Si conclude con la conferma della condanna a 30 anni, il secondo processo di Appello a carico di Giampiero Mele, reo di avere ammazzato 6 anni fa, il figlioletto di soli due anni.
I giudici della Corte d'Assise d'Appello di Taranto (presidente Rossella Sinisi) hanno ribadito come il 31enne di Taurisano, sia da ritenere colpevole dell'omicidio volontario del figlio Stefano. Il processo conclusosi oggi, era stato disposto dalla Corte di Cassazione che due anni fa aveva ritenuto "immotivata" la mancata concessione, nel primo processo d'Appello, delle aggravanti dei futili motivi e della crudeltà, oltre che delle attenuanti generiche, disponendo l'annullamento con rinvio.
Invece, già gli "Ermellini" avevano confermato la tesi principale sostenuta dall'accusa e poi accolta dai giudici dei vari gradi di giudizio. Giampiero Mele, quando il 30 giugno del 2010, condusse il figlio nella casa al mare di Torre San Giovanni e lo ammazzò senza pietà, era capace di intendere e di volere.
Questa tesi era stata riconosciuta dai consulenti Domenico Suma ed Antonello Bellone nominati nel processo di primo grado celebratosi con il rito abbreviato, dal giudice Carlo Cazzella. I consulenti sostennero che le ragioni dell'assurdo gesto di Mele, andassero ricercate nel deterioramento del rapporto con la coniuge.

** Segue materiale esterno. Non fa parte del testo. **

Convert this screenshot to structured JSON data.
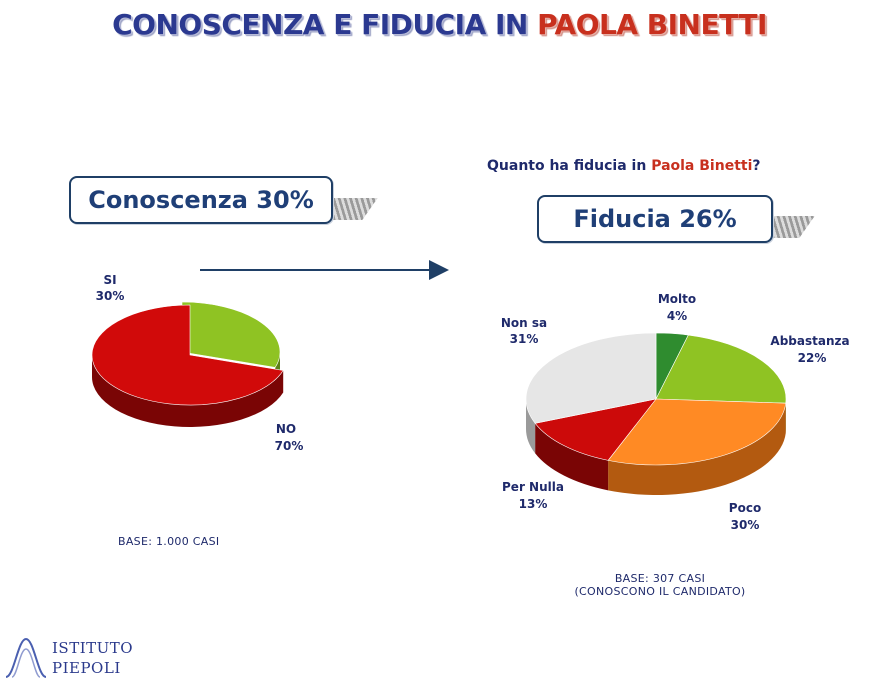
{
  "title": {
    "part1": "CONOSCENZA E FIDUCIA IN ",
    "part2": "PAOLA BINETTI"
  },
  "question": {
    "part1": "Quanto ha fiducia in ",
    "part2": "Paola Binetti",
    "part3": "?"
  },
  "callouts": {
    "left": "Conoscenza 30%",
    "right": "Fiducia 26%"
  },
  "bases": {
    "left": "BASE: 1.000 CASI",
    "right_line1": "BASE: 307 CASI",
    "right_line2": "(CONOSCONO IL CANDIDATO)"
  },
  "logo": {
    "line1": "ISTITUTO",
    "line2": "PIEPOLI"
  },
  "colors": {
    "title": "#2b3990",
    "highlight": "#c8301e",
    "navy": "#1f2a6b",
    "red": "#cc0000",
    "green_light": "#99cc33",
    "green_dark": "#2e8b2e",
    "orange": "#ff8c2a",
    "gray": "#e3e3e3"
  },
  "chart_data": [
    {
      "type": "pie",
      "slices": [
        {
          "label": "SI",
          "value": 30,
          "value_label": "30%",
          "color": "#8fc323",
          "side": "#5c8016"
        },
        {
          "label": "NO",
          "value": 70,
          "value_label": "70%",
          "color": "#d10a0a",
          "side": "#7a0505"
        }
      ]
    },
    {
      "type": "pie",
      "slices": [
        {
          "label": "Molto",
          "value": 4,
          "value_label": "4%",
          "color": "#2f8c2f",
          "side": "#1d5a1d"
        },
        {
          "label": "Abbastanza",
          "value": 22,
          "value_label": "22%",
          "color": "#8fc323",
          "side": "#5c8016"
        },
        {
          "label": "Poco",
          "value": 30,
          "value_label": "30%",
          "color": "#ff8a24",
          "side": "#b35a10"
        },
        {
          "label": "Per Nulla",
          "value": 13,
          "value_label": "13%",
          "color": "#cc0a0a",
          "side": "#7a0505"
        },
        {
          "label": "Non sa",
          "value": 31,
          "value_label": "31%",
          "color": "#e6e6e6",
          "side": "#9a9a9a"
        }
      ]
    }
  ]
}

La moglie Angelica Bolognese si è costituita parte civile con gli avvocati Alessandro Stomeo e Salvatore Centonze ottenendo una provvisionale di 100mila euro nel primo processo d'Appello . Invece, il risarcimento per i nonni Roberto e Rosanna Manisco dovrà essere stabilito in sede civile. Giampiero Mele è assistito dagli avvocati Gabriella Mastrolia e Carlo Federico Grosso.

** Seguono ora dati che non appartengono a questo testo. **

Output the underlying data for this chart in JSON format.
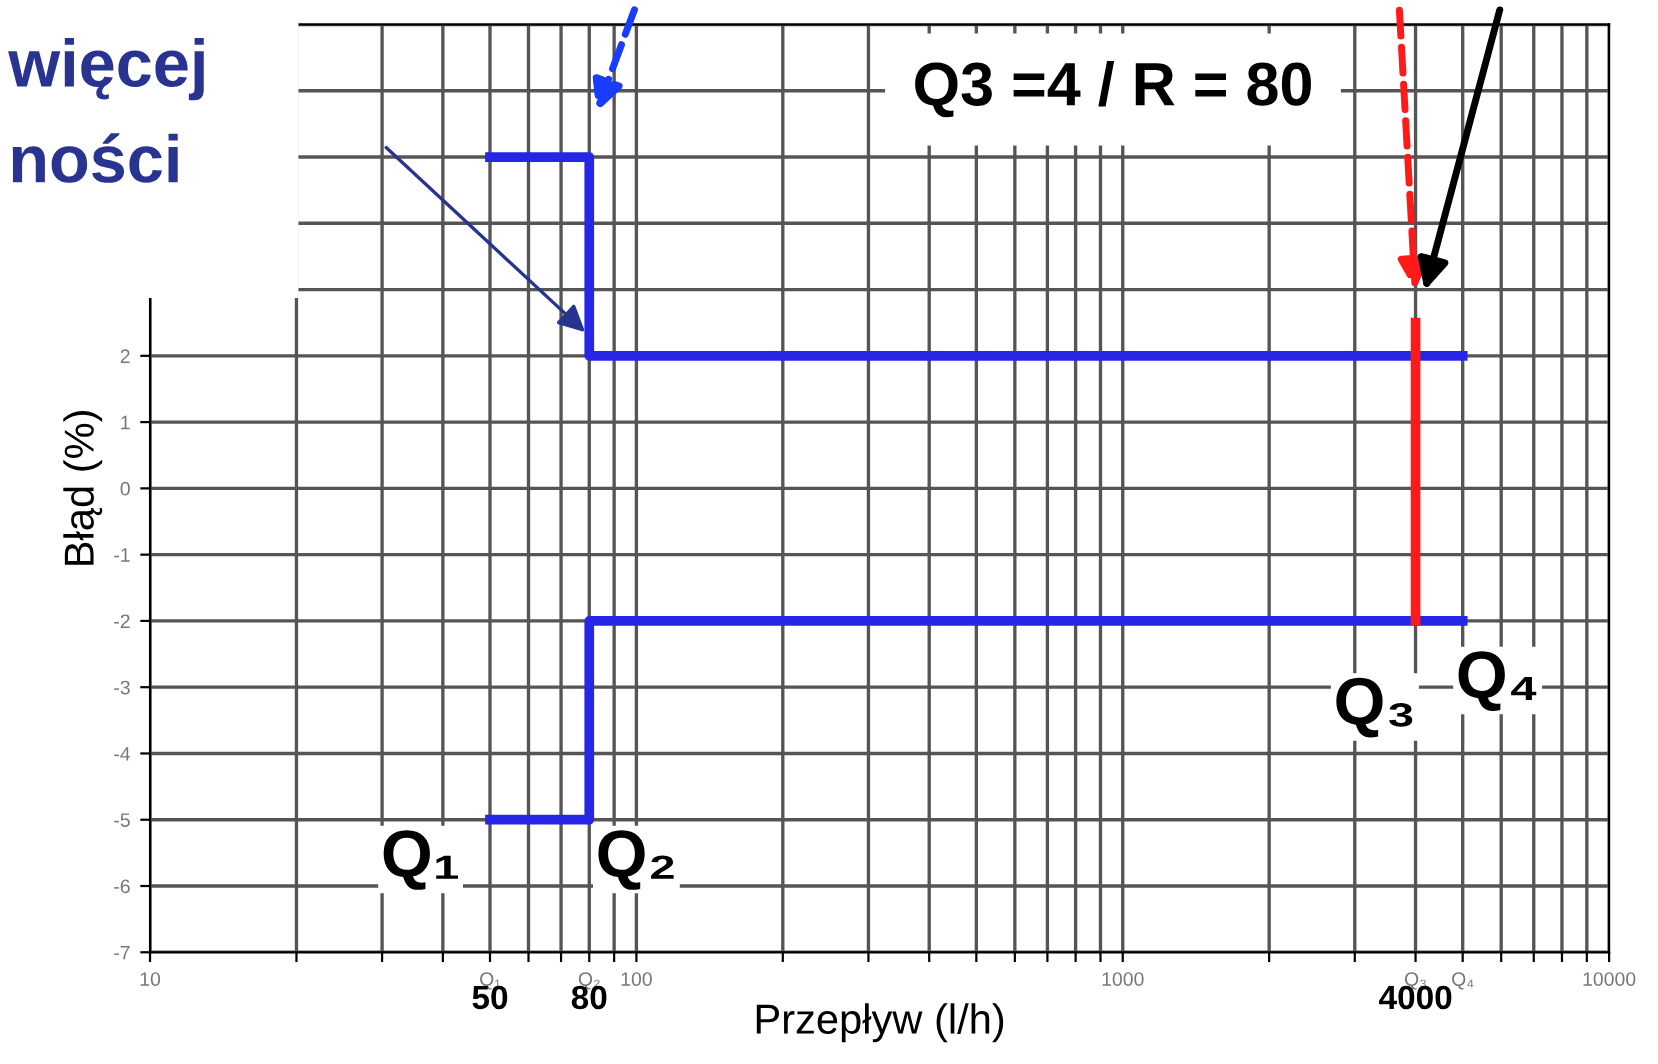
{
  "chart_data": {
    "type": "line",
    "xlabel": "Przepływ (l/h)",
    "ylabel": "Błąd (%)",
    "log": "x",
    "grid": true,
    "legend": false,
    "marker": "none",
    "line_style": "solid",
    "xlim": [
      10,
      10000
    ],
    "ylim": [
      -7,
      7
    ],
    "xticks": [
      10,
      {
        "value": 20,
        "label": null
      },
      {
        "value": 30,
        "label": null
      },
      {
        "value": 40,
        "label": null
      },
      {
        "value": 50,
        "label": "Q₁"
      },
      {
        "value": 60,
        "label": null
      },
      {
        "value": 70,
        "label": null
      },
      {
        "value": 80,
        "label": "Q₂"
      },
      {
        "value": 90,
        "label": null
      },
      100,
      {
        "value": 200,
        "label": null
      },
      {
        "value": 300,
        "label": null
      },
      {
        "value": 400,
        "label": null
      },
      {
        "value": 500,
        "label": null
      },
      {
        "value": 600,
        "label": null
      },
      {
        "value": 700,
        "label": null
      },
      {
        "value": 800,
        "label": null
      },
      {
        "value": 900,
        "label": null
      },
      1000,
      {
        "value": 2000,
        "label": null
      },
      {
        "value": 3000,
        "label": null
      },
      {
        "value": 4000,
        "label": "Q₃"
      },
      {
        "value": 5000,
        "label": "Q₄"
      },
      {
        "value": 6000,
        "label": null
      },
      {
        "value": 7000,
        "label": null
      },
      {
        "value": 8000,
        "label": null
      },
      {
        "value": 9000,
        "label": null
      },
      10000
    ],
    "yticks": [
      -7,
      -6,
      -5,
      -4,
      -3,
      -2,
      -1,
      0,
      1,
      2,
      {
        "value": 3,
        "label": null
      },
      {
        "value": 4,
        "label": null
      },
      {
        "value": 5,
        "label": null
      },
      {
        "value": 6,
        "label": null
      },
      {
        "value": 7,
        "label": null
      }
    ],
    "series": [
      {
        "x": [
          50,
          80,
          80,
          5000
        ],
        "values": [
          5,
          5,
          2,
          2
        ],
        "color": "#2626e6"
      },
      {
        "x": [
          50,
          80,
          80,
          5000
        ],
        "values": [
          -5,
          -5,
          -2,
          -2
        ],
        "color": "#2626e6"
      },
      {
        "x": [
          4000,
          4000
        ],
        "values": [
          -2,
          2.5
        ],
        "color": "#ff1a1a"
      }
    ],
    "annotations": [
      "50",
      "80",
      "4000",
      "Q₁",
      "Q₂",
      "Q₃",
      "Q₄",
      "Q3 =4 / R = 80",
      "więcej",
      "ności"
    ]
  }
}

Secondo l'accusa, rappresentata dal pubblico ministero Guglielmo Cataldi, Giampiero Mele nel giugno del 2010 dopo aver preso il figlio dalla casa dei nonni materni,con la scusa di portarlo al mare si era fermato, all'ingresso di Torre San Giovanni, in una ferramenta per acquistare una corda di Nylon e un taglierino. Pochi metri più in là, la casa estiva dei genitori del ragazzo, che sarebbe diventata il teatro della macabra tragedia. Secondo le ricostruzioni processualei, il 25enne ha prima tentato di impiccare il figlio in bagno, poi, temendo che i vicini potessero udire le grida, gli ha reciso la carotide con il taglierino. In una lettera lasciata sul tavolo della cucina, un addio in cui traspariva l'odio e la rabbia verso la compagna, Angelica Bolognese.